Consider a firm in a perfectly competitive market that produces a quantity y of a single good
at known cost c(y). Profit when the price is p is py − c(y). We compare two cases: (i) when
the price is uncertain, equal to the random variable p˜ (the “uncertainty case”), and (ii) when
the price is certain, equal to p = E[˜p] for sure (the “certainty case”).
(a) [15 marks] The firm chooses the level of output before observing the price of output. The
owner of the firm is risk neutral with respect to profits. State the maximization problems for
the two cases (i) and (ii), and determine whether or not the two problems are equivalent. How
do the solutions and values of the two maximization problems compare?

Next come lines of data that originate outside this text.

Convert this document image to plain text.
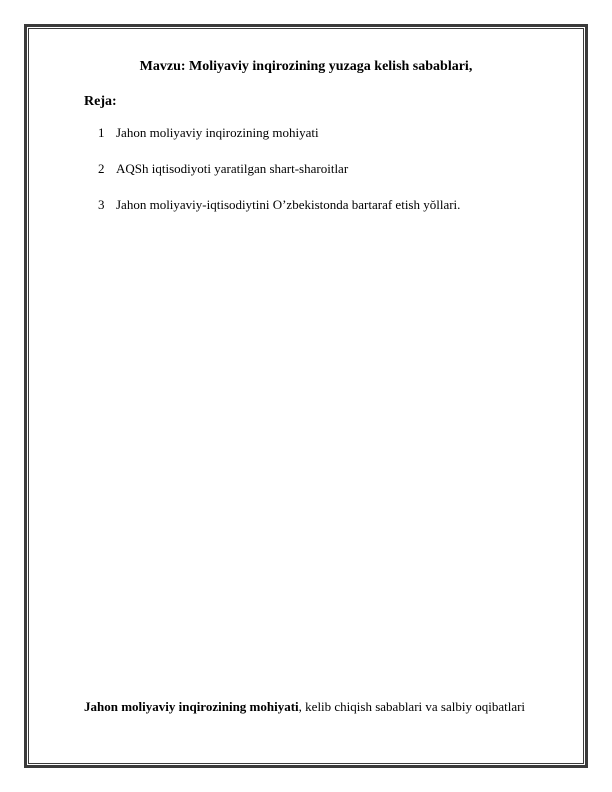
Mavzu: Moliyaviy inqirozining yuzaga kelish sabablari,

Reja:

1 Jahon moliyaviy inqirozining mohiyati
2 AQSh iqtisodiyoti yaratilgan shart-sharoitlar
3 Jahon moliyaviy-iqtisodiytini O’zbekistonda bartaraf etish yŏllari.

Jahon moliyaviy inqirozining mohiyati, kelib chiqish sabablari va salbiy oqibatlari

(b) [20 marks] The firm chooses the level of output before observing the price of output. The
owner of the firm is a risk-averse expected utility maximizer with respect to profits, for a
strictly increasing and strictly concave utility function u. That is, utility when output is y and
the price is p is u(py −c(y)). State the utility maximization problem for case (i) and case (ii).

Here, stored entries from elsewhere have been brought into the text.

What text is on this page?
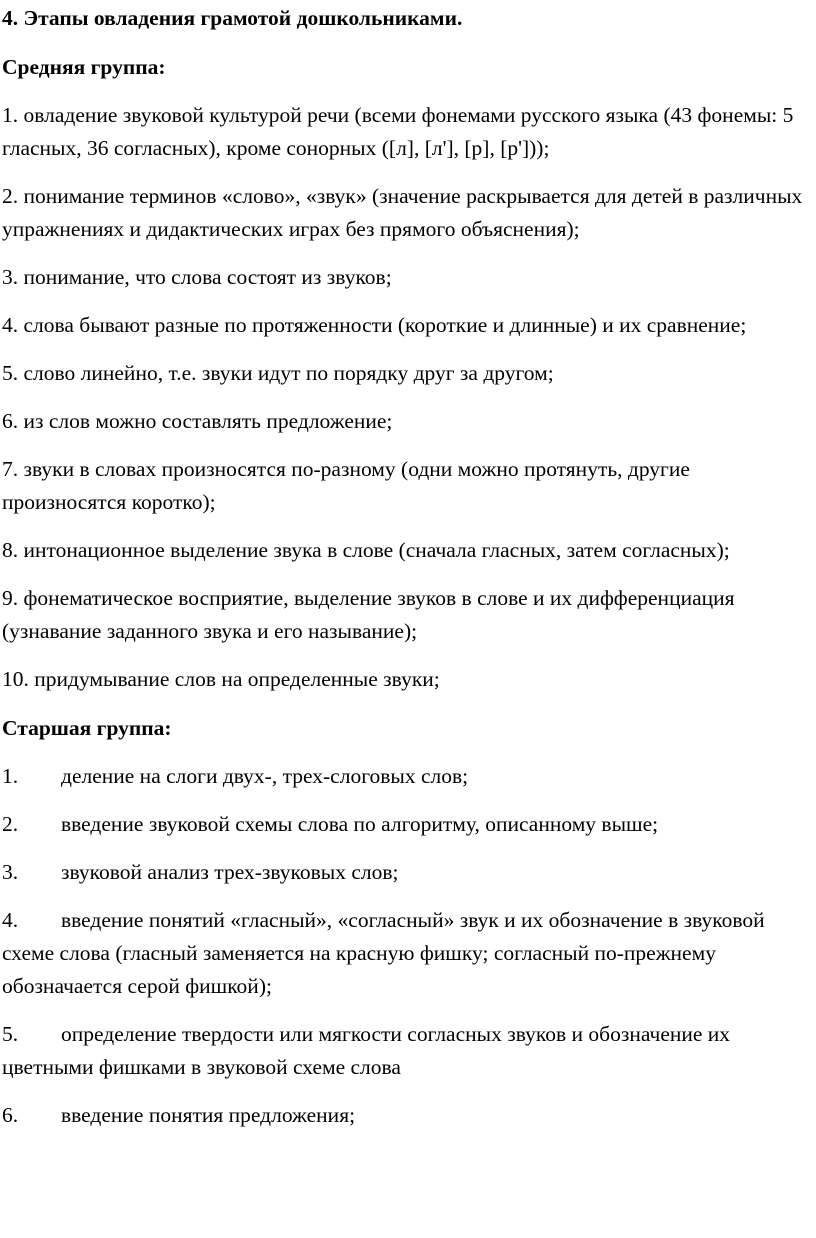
4. Этапы овладения грамотой дошкольниками.

Средняя группа:

1. овладение звуковой культурой речи (всеми фонемами русского языка (43 фонемы: 5 гласных, 36 согласных), кроме сонорных ([л], [л'], [р], [р']));

2. понимание терминов «слово», «звук» (значение раскрывается для детей в различных упражнениях и дидактических играх без прямого объяснения);

3. понимание, что слова состоят из звуков;

4. слова бывают разные по протяженности (короткие и длинные) и их сравнение;

5. слово линейно, т.е. звуки идут по порядку друг за другом;

6. из слов можно составлять предложение;

7. звуки в словах произносятся по-разному (одни можно протянуть, другие произносятся коротко);

8. интонационное выделение звука в слове (сначала гласных, затем согласных);

9. фонематическое восприятие, выделение звуков в слове и их дифференциация (узнавание заданного звука и его называние);

10. придумывание слов на определенные звуки;

Старшая группа:

1. деление на слоги двух-, трех-слоговых слов;

2. введение звуковой схемы слова по алгоритму, описанному выше;

3. звуковой анализ трех-звуковых слов;

4. введение понятий «гласный», «согласный» звук и их обозначение в звуковой схеме слова (гласный заменяется на красную фишку; согласный по-прежнему обозначается серой фишкой);

5. определение твердости или мягкости согласных звуков и обозначение их цветными фишками в звуковой схеме слова

6. введение понятия предложения;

For which case is the maximization problem equivalent to when the owner is risk neutral?
(c) [15 marks] The firm chooses output after observing the price. The firm is risk neutral with
respect to profit. Viewed from before observing the price, the decision problem of the firm
is to choose a plan y : R+ → R+ which states the level of output y(p) as a function of the
observed price p. Assuming only that each problem has a solution, show that the (ex-ante)
value of the problem in the uncertainty case is higher than that of the problem in the certainty
case. Show that the values are the same only if, in the uncertainty case, there is a solution in
which the output level does not depend on the price.